I still think it a Good Thing that the Health and Safety Executive exists – had it been heeded, for instance, Piper Alpha would never have happened – but I am also firmly of the opinion that the Consumers’ Association, the publisher of Which?, set up during those killer-homes years, represents the greatest threat to everyday life-affirming happiness this side of Isis. Whatever, this was chiefly an excuse for the presenter, Dr Suzannah Lipscomb, to gaze distractedly at experts, of the Rospa and scientific and Which? communities, while wondering, almost openly – “What must it be like on your planet? The planet Clever-But-Not-Beautiful?”

There have been rumbles and mutterings about the wisdom of a three-part series on the weather, and certainly Storm Troupers is an actionable title, and certainly we are in a surprising little TV doldrums after recent weeks, but I found it mesmerising, veering gripping.

Science journalist Alok Jha had precisely no need to go into a wind tunnel and tell us what it was like to be blown at, in a wind. We live in Britain. This took up about six inane and uniquely patronising minutes. The BBC will often do this with science, offering demonstration of an effect rather than explanation of a principle. I do wish they wouldn’t. Still, Robert FitzRoy, the father of forecasting, was absurdly fascinating, and next week beckons, so long as they have even a dodgy-teacher stab at explaining the meteorology of James Stagg rather than entering Churchill’s bunker to recreate the drama of D-day, Vera Lynn, Glenn Miller, scratchy broadcasts… am I tempting fate?

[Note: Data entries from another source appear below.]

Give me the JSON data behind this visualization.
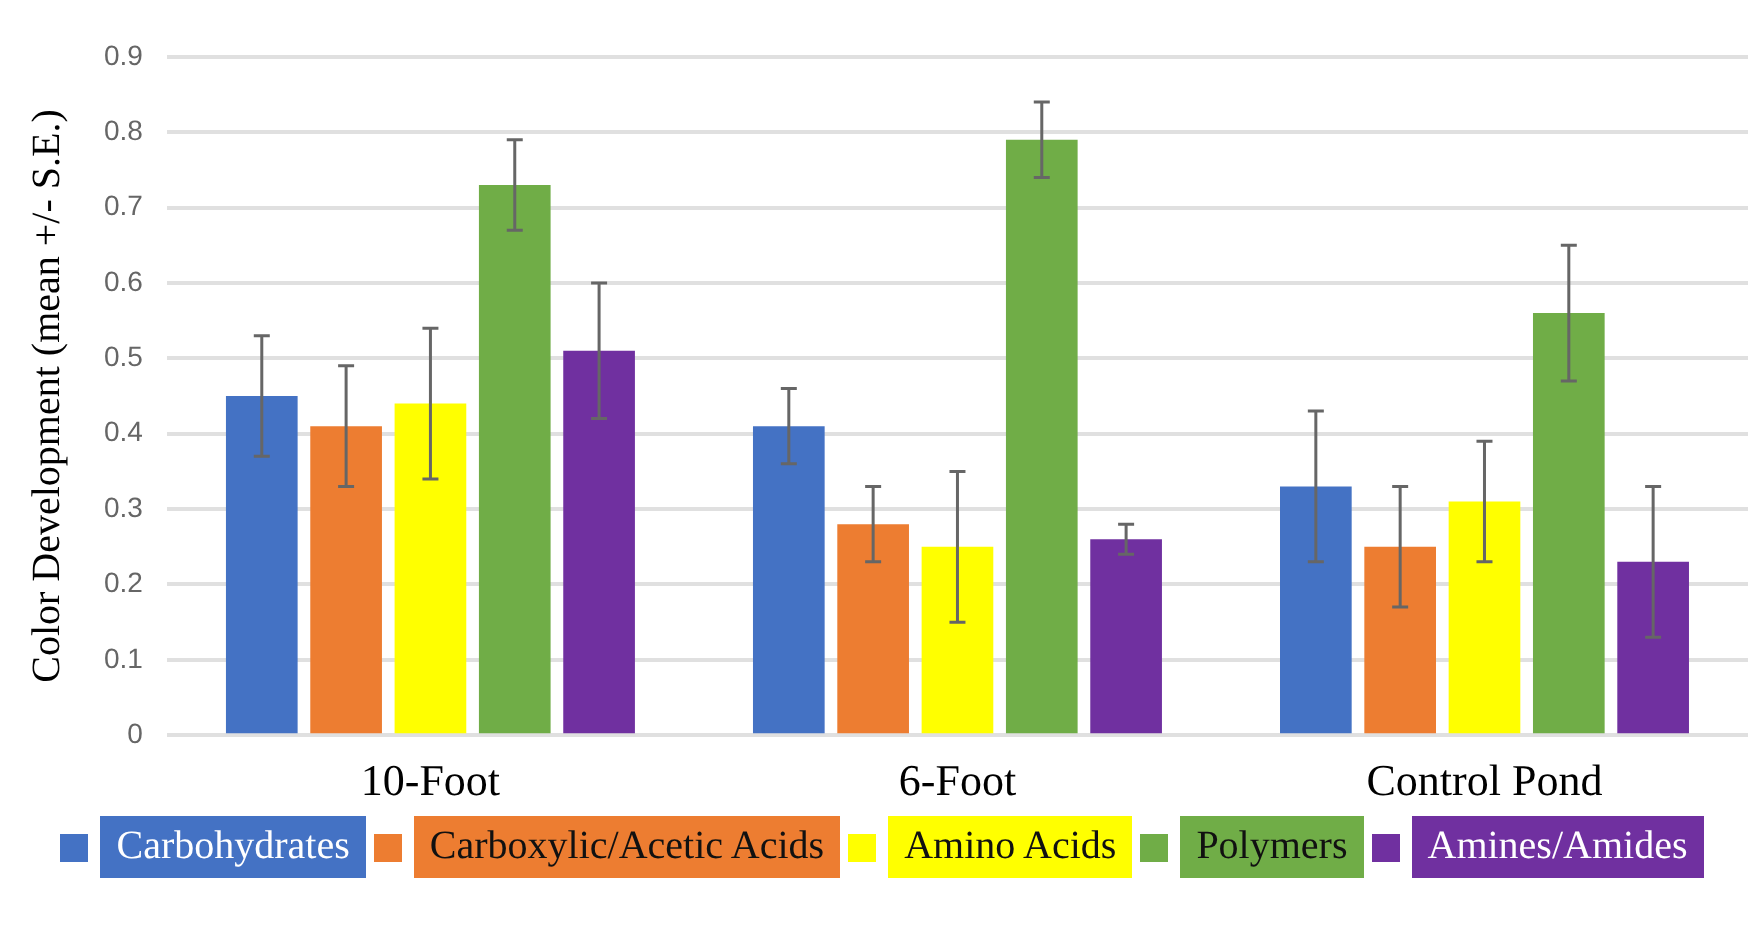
{
  "chart_data": {
    "type": "bar",
    "ylabel": "Color Development (mean +/- S.E.)",
    "categories": [
      "10-Foot",
      "6-Foot",
      "Control Pond"
    ],
    "series": [
      {
        "name": "Carbohydrates",
        "color": "#4472c4",
        "values": [
          0.45,
          0.41,
          0.33
        ],
        "errors": [
          0.08,
          0.05,
          0.1
        ]
      },
      {
        "name": "Carboxylic/Acetic Acids",
        "color": "#ed7d31",
        "values": [
          0.41,
          0.28,
          0.25
        ],
        "errors": [
          0.08,
          0.05,
          0.08
        ]
      },
      {
        "name": "Amino Acids",
        "color": "#ffff00",
        "values": [
          0.44,
          0.25,
          0.31
        ],
        "errors": [
          0.1,
          0.1,
          0.08
        ]
      },
      {
        "name": "Polymers",
        "color": "#70ad47",
        "values": [
          0.73,
          0.79,
          0.56
        ],
        "errors": [
          0.06,
          0.05,
          0.09
        ]
      },
      {
        "name": "Amines/Amides",
        "color": "#7030a0",
        "values": [
          0.51,
          0.26,
          0.23
        ],
        "errors": [
          0.09,
          0.02,
          0.1
        ]
      }
    ],
    "ylim": [
      0,
      0.9
    ],
    "yticks": [
      0,
      0.1,
      0.2,
      0.3,
      0.4,
      0.5,
      0.6,
      0.7,
      0.8,
      0.9
    ],
    "grid": "y",
    "legend": "bottom"
  }
}
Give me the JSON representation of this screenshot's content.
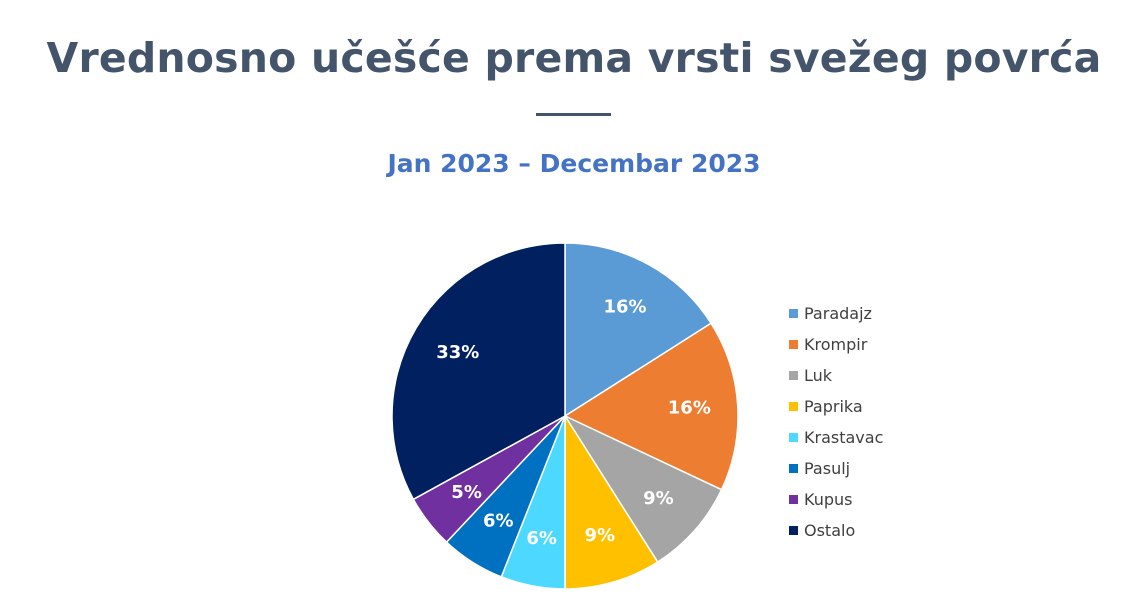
{
  "header": {
    "title": "Vrednosno učešće prema vrsti svežeg povrća",
    "subtitle": "Jan 2023 – Decembar 2023"
  },
  "chart_data": {
    "type": "pie",
    "title": "Vrednosno učešće prema vrsti svežeg povrća",
    "subtitle": "Jan 2023 – Decembar 2023",
    "legend_position": "right",
    "categories": [
      "Paradajz",
      "Krompir",
      "Luk",
      "Paprika",
      "Krastavac",
      "Pasulj",
      "Kupus",
      "Ostalo"
    ],
    "values": [
      16,
      16,
      9,
      9,
      6,
      6,
      5,
      33
    ],
    "labels": [
      "16%",
      "16%",
      "9%",
      "9%",
      "6%",
      "6%",
      "5%",
      "33%"
    ],
    "colors": [
      "#5b9bd5",
      "#ed7d31",
      "#a5a5a5",
      "#ffc000",
      "#4dd9ff",
      "#0070c0",
      "#7030a0",
      "#002060"
    ],
    "unit": "%"
  }
}
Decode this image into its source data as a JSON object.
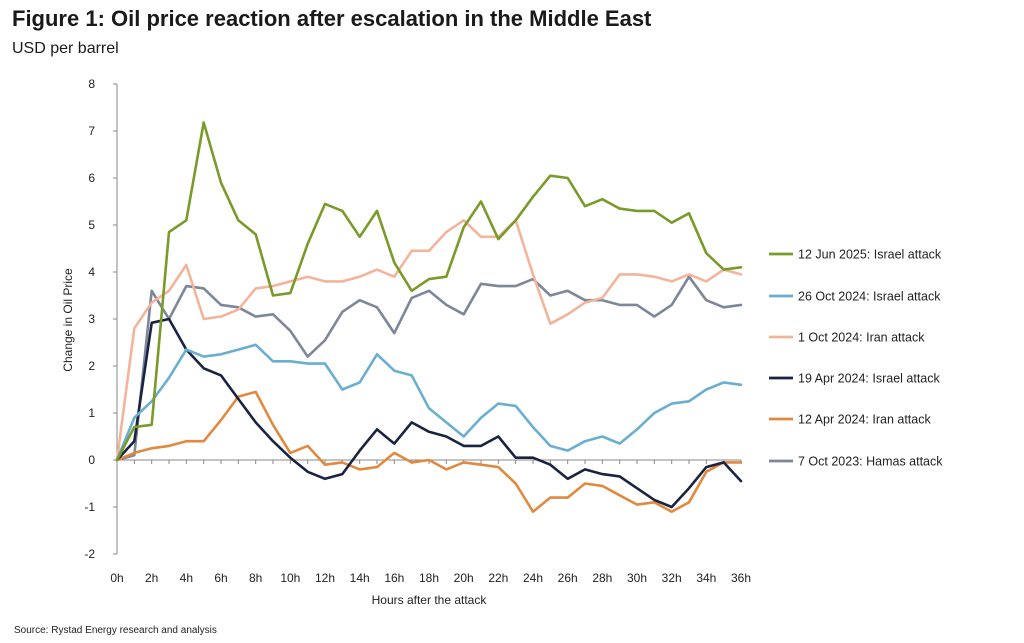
{
  "header": {
    "title": "Figure 1: Oil price reaction after escalation in the Middle East",
    "subtitle": "USD per barrel"
  },
  "footer": {
    "source": "Source: Rystad Energy research and analysis"
  },
  "chart_data": {
    "type": "line",
    "xlabel": "Hours after the attack",
    "ylabel": "Change in Oil Price",
    "ylim": [
      -2,
      8
    ],
    "yticks": [
      -2,
      -1,
      0,
      1,
      2,
      3,
      4,
      5,
      6,
      7,
      8
    ],
    "x": [
      0,
      1,
      2,
      3,
      4,
      5,
      6,
      7,
      8,
      9,
      10,
      11,
      12,
      13,
      14,
      15,
      16,
      17,
      18,
      19,
      20,
      21,
      22,
      23,
      24,
      25,
      26,
      27,
      28,
      29,
      30,
      31,
      32,
      33,
      34,
      35,
      36
    ],
    "xtick_labels": [
      "0h",
      "2h",
      "4h",
      "6h",
      "8h",
      "10h",
      "12h",
      "14h",
      "16h",
      "18h",
      "20h",
      "22h",
      "24h",
      "26h",
      "28h",
      "30h",
      "32h",
      "34h",
      "36h"
    ],
    "xtick_positions": [
      0,
      2,
      4,
      6,
      8,
      10,
      12,
      14,
      16,
      18,
      20,
      22,
      24,
      26,
      28,
      30,
      32,
      34,
      36
    ],
    "grid": false,
    "legend_position": "right",
    "series": [
      {
        "name": "12 Jun 2025: Israel attack",
        "color": "#7a9a2a",
        "values": [
          0.0,
          0.7,
          0.75,
          4.85,
          5.1,
          7.18,
          5.9,
          5.1,
          4.8,
          3.5,
          3.55,
          4.6,
          5.45,
          5.3,
          4.75,
          5.3,
          4.2,
          3.6,
          3.85,
          3.9,
          4.95,
          5.5,
          4.7,
          5.1,
          5.6,
          6.05,
          6.0,
          5.4,
          5.55,
          5.35,
          5.3,
          5.3,
          5.05,
          5.25,
          4.4,
          4.05,
          4.1
        ]
      },
      {
        "name": "26 Oct 2024: Israel attack",
        "color": "#6aaed0",
        "values": [
          0.0,
          0.9,
          1.25,
          1.75,
          2.35,
          2.2,
          2.25,
          2.35,
          2.45,
          2.1,
          2.1,
          2.05,
          2.05,
          1.5,
          1.65,
          2.25,
          1.9,
          1.8,
          1.1,
          0.8,
          0.5,
          0.9,
          1.2,
          1.15,
          0.7,
          0.3,
          0.2,
          0.4,
          0.5,
          0.35,
          0.65,
          1.0,
          1.2,
          1.25,
          1.5,
          1.65,
          1.6
        ]
      },
      {
        "name": "1 Oct 2024: Iran attack",
        "color": "#f2b49a",
        "values": [
          0.0,
          2.8,
          3.35,
          3.6,
          4.15,
          3.0,
          3.05,
          3.2,
          3.65,
          3.7,
          3.8,
          3.9,
          3.8,
          3.8,
          3.9,
          4.05,
          3.9,
          4.45,
          4.45,
          4.85,
          5.1,
          4.75,
          4.75,
          5.1,
          3.95,
          2.9,
          3.1,
          3.35,
          3.45,
          3.95,
          3.95,
          3.9,
          3.8,
          3.95,
          3.8,
          4.05,
          3.95
        ]
      },
      {
        "name": "19 Apr 2024: Israel attack",
        "color": "#1a2340",
        "values": [
          0.0,
          0.4,
          2.92,
          3.0,
          2.35,
          1.95,
          1.8,
          1.3,
          0.8,
          0.4,
          0.05,
          -0.25,
          -0.4,
          -0.3,
          0.2,
          0.65,
          0.35,
          0.8,
          0.6,
          0.5,
          0.3,
          0.3,
          0.5,
          0.05,
          0.05,
          -0.1,
          -0.4,
          -0.2,
          -0.3,
          -0.35,
          -0.6,
          -0.85,
          -1.0,
          -0.6,
          -0.15,
          -0.05,
          -0.45
        ]
      },
      {
        "name": "12 Apr 2024: Iran attack",
        "color": "#e08a40",
        "values": [
          0.0,
          0.15,
          0.25,
          0.3,
          0.4,
          0.4,
          0.85,
          1.35,
          1.45,
          0.75,
          0.15,
          0.3,
          -0.1,
          -0.05,
          -0.2,
          -0.15,
          0.15,
          -0.05,
          0.0,
          -0.2,
          -0.05,
          -0.1,
          -0.15,
          -0.5,
          -1.1,
          -0.8,
          -0.8,
          -0.5,
          -0.55,
          -0.75,
          -0.95,
          -0.9,
          -1.1,
          -0.9,
          -0.25,
          -0.05,
          -0.05
        ]
      },
      {
        "name": "7 Oct 2023: Hamas attack",
        "color": "#7d8799",
        "values": [
          0.0,
          0.1,
          3.6,
          3.0,
          3.7,
          3.65,
          3.3,
          3.25,
          3.05,
          3.1,
          2.75,
          2.2,
          2.55,
          3.15,
          3.4,
          3.25,
          2.7,
          3.45,
          3.6,
          3.3,
          3.1,
          3.75,
          3.7,
          3.7,
          3.85,
          3.5,
          3.6,
          3.4,
          3.4,
          3.3,
          3.3,
          3.05,
          3.3,
          3.9,
          3.4,
          3.25,
          3.3
        ]
      }
    ]
  }
}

Best documentary of the week was Kelly Close’s Last Whites of the East End. Somehow, within highly fraught parameters (a certain paper, torn online between its distaste for both immigrants and the BBC, chose the line of genius, which was to quote Twitter accusing the BBC of racism) the result was some surprisingly subtle testimony.

It’s hard to think of anyone, apart from those Mr Corbyn himself regards as dangerously lefty extremists, taking offence at comments such as “[we’ve] always been a country where immigration’s played a part, but not to this extent,” or “I’d just like to know where my local pub is”. Newham has been an unvolunteered guinea pig for an ongoing experiment in multiculturalism. And what emerged resoundingly was that, while most people are utterly inured to difference of skins, three-year-olds in particular, it is differences of religions that are proving the blockage. Except for three-year-olds. Until they become civilised enough to learn the difference. Religion: bless.

  • This article was amended on 2 June 2016 to remove a mistaken reference to Henning Mankell’s death.